To this day, the apex regulator (SECP) and the front-line regulator (KSE) put the onus on one another for fixing the “floor” that eroded the equities of their value. The Stock Exchanges (Corporatisation, Demutualisation and Integration) Rules, 2008 approved and programmed to be in place by December 31, 2008, are dragging feet for over two years. The stock brokers have firmly blocked the path that would lead to the listing of the bourse, for fear of losing their grip of monopoly enjoyed for over half a century.

And after a former broker was put at the helm at the apex regulatory body, regardless of the `conflict of interest`, most small participants have been left at the mercy of a couple of big brokers who, one small fry complained, have the power to turn the tide of trading. But a reason for seemingly underperformance by the SECP could also be lack of capacity. In place of mandatory minimum five commissioners, the SECP has trudged along with just two till very recently.
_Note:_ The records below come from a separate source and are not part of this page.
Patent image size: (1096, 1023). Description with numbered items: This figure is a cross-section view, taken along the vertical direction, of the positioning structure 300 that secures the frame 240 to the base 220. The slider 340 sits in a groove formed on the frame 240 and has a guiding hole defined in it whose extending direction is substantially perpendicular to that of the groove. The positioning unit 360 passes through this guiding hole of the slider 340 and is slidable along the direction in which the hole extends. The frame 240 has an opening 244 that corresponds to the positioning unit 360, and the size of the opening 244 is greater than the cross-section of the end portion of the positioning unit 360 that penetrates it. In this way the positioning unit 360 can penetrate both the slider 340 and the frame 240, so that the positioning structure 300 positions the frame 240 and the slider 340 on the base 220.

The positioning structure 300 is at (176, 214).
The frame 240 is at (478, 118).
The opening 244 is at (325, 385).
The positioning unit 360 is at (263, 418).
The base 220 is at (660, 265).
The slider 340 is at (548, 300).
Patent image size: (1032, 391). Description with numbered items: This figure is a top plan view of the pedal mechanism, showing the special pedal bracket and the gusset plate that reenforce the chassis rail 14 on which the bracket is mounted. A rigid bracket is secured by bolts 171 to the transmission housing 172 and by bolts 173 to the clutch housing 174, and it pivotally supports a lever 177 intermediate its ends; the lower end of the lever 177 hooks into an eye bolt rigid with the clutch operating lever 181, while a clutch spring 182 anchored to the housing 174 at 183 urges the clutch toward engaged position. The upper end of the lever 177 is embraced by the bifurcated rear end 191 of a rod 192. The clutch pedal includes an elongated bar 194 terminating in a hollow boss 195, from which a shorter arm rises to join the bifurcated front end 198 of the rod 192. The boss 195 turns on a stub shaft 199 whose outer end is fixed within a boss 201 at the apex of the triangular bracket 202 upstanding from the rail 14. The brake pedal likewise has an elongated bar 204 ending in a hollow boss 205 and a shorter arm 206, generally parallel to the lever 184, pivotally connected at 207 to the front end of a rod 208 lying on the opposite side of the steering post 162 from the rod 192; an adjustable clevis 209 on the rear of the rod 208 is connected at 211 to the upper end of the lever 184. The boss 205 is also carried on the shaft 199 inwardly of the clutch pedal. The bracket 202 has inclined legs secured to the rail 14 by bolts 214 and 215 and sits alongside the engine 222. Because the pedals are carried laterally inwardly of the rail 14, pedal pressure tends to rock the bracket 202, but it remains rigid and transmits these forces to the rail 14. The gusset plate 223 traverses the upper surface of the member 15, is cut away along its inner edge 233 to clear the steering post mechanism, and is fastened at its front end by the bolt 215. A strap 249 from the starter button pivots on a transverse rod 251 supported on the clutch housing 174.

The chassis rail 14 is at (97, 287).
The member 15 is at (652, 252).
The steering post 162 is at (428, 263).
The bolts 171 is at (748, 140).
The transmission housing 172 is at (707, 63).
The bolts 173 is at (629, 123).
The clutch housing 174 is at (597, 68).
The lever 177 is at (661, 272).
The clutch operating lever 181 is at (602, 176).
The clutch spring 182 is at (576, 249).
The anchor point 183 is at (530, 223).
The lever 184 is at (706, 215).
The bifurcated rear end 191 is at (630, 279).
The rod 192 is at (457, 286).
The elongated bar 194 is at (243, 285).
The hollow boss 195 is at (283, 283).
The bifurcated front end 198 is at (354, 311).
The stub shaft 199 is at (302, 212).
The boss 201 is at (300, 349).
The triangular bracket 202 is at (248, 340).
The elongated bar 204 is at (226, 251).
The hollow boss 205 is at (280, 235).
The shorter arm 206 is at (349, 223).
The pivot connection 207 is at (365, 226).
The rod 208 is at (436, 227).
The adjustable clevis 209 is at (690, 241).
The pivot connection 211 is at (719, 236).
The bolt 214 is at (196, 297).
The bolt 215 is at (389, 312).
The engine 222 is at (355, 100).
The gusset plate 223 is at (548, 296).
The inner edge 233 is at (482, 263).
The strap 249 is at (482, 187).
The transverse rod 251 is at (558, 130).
As for the frontline regulator (KSE) suffice it to say that the managing director (MD) who stepped down recently managed to pocket a cool sum of Rs38 million in salaries-bonuses, not counting other benefits such as insider information and free foreign trips. And all that in the year in which the bourse had suffered an `operating loss`.

Earlier MDs must be green with envy, who made their living on pay package of a measly Rs10 million a year. Currently the country`s biggest bourse is run by an “acting” MD for want of appointment of a permanent person. Interestingly, this is in defiance of the Companies` Ordinance that has no provision for post of an “acting” MD. And what does the frontline regulator do, anyway, aside from holding endless meetings?

Admittedly, some sections of the “Code of Corporate Governance” have been strictly put into practice, but don`t the scores of fraudulent companies that sit on the KSE keep using accounting tricks to cook the books and post losses each succeeding year only to deny small shareholders their return on investment in company stock?.

Dig deeper and numerous unnoticed cases of corrupt practices of `insider trading` and `front running` by market players would surface. Then the question is: how many of the errant company directors or stock brokers have ever been prosecuted and thrown behind bars? Not to anybody`s knowledge.

The fundamental issue in all this could surely be the lack of autonomy and authority to the regulators to regulate the regulatee. It is clear that unless they are armed with those essential powers, the regulators will remain in search of their role.